Tingginya Angka Dispensasi Nikah Anak di Kab. Tasik: Keprihatinan dan Tantangan untuk Masyarakat dan Pemerintah

KAB.TASIK, TASIK.TV | Kasus tingginya angka dispensasi nikah anak di Pengadilan Agama Kabupaten Tasikmalaya, Jawa Barat, menjadi sorotan publik.

Hakim telah mengabulkan 777 permohonan dispensasi nikah anak sepanjang tahun 2022, dengan alasan sebagian besar sudah hamil sebelum menikah.

Hal ini sangat membahayakan bagi anak perempuan, yang harus mengalami proses dewasa yang seharusnya belum mereka alami.

Anggota DPRD Jawa Barat, Hj Neng Madinah menganggap angka ini sebagai petaka dan harus menjadi keprihatinan banyak pihak, termasuk pemerintah, agamawan, pendidik, dan orang tua.
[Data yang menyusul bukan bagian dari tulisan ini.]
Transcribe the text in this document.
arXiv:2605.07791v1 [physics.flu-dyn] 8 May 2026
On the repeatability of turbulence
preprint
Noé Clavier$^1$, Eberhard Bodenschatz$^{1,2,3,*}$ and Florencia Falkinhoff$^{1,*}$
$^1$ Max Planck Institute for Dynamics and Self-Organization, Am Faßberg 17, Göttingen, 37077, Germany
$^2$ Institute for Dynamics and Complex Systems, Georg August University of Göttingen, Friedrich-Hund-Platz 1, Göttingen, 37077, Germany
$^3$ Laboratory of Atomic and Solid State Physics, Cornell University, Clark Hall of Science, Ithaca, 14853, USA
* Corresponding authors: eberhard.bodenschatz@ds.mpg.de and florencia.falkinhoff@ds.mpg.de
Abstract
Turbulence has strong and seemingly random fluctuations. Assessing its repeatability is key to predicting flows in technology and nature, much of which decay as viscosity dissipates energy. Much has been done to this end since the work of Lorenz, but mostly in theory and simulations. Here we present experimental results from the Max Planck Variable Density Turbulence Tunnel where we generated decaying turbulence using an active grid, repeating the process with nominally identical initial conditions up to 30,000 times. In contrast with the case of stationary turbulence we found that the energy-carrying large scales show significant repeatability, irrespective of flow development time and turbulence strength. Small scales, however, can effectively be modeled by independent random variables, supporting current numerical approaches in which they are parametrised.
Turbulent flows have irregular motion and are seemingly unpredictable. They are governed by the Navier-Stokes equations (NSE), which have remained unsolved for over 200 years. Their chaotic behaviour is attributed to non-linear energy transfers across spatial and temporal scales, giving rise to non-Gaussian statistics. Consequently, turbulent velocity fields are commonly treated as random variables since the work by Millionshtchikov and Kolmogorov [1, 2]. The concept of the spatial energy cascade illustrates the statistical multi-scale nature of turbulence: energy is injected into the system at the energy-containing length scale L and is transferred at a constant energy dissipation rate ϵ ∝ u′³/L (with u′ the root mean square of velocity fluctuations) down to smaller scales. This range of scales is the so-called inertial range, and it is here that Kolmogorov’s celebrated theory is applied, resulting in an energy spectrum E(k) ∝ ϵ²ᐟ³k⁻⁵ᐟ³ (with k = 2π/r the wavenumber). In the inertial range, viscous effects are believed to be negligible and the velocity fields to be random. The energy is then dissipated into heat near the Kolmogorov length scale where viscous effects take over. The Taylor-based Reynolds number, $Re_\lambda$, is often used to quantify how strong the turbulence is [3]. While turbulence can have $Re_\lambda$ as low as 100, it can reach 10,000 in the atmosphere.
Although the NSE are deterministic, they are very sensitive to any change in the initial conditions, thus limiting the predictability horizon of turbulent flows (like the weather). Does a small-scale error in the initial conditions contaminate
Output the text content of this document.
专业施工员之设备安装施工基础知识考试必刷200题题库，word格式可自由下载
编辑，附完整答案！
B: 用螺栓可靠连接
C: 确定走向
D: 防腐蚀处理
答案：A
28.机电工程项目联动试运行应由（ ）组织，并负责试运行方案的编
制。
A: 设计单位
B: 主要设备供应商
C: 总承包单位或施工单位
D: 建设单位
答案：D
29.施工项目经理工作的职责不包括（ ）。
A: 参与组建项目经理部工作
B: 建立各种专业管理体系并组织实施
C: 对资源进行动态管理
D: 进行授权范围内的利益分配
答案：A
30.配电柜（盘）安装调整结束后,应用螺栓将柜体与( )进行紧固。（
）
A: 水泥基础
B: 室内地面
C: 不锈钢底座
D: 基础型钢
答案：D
"Sebagian besar permohonan dispensasi nikah anak berasal dari pelajar SMA usia 16, 17, dan 18 tahun, yang sebagian besar putus sekolah sejak SMP dan bahkan SD," jelasnya Kamis 9 Maret 2023.

Neng Madinah menyebut, keluarnya permohonan dispensasi nikah anak karena kekhawatiran orang tua yang takut anak mereka melanggar norma agama.

"Padahal Undang-undang itu dibuat untuk menjadikan keluarga yang samawa dalam menempuh hidup baru dengan mental dan psikis yang sudah siap yaitu di usia dewasa," terangnya.

Angka dispensasi nikah dalam tiga tahun terakhir tidak menunjukkan penurunan yang signifikan.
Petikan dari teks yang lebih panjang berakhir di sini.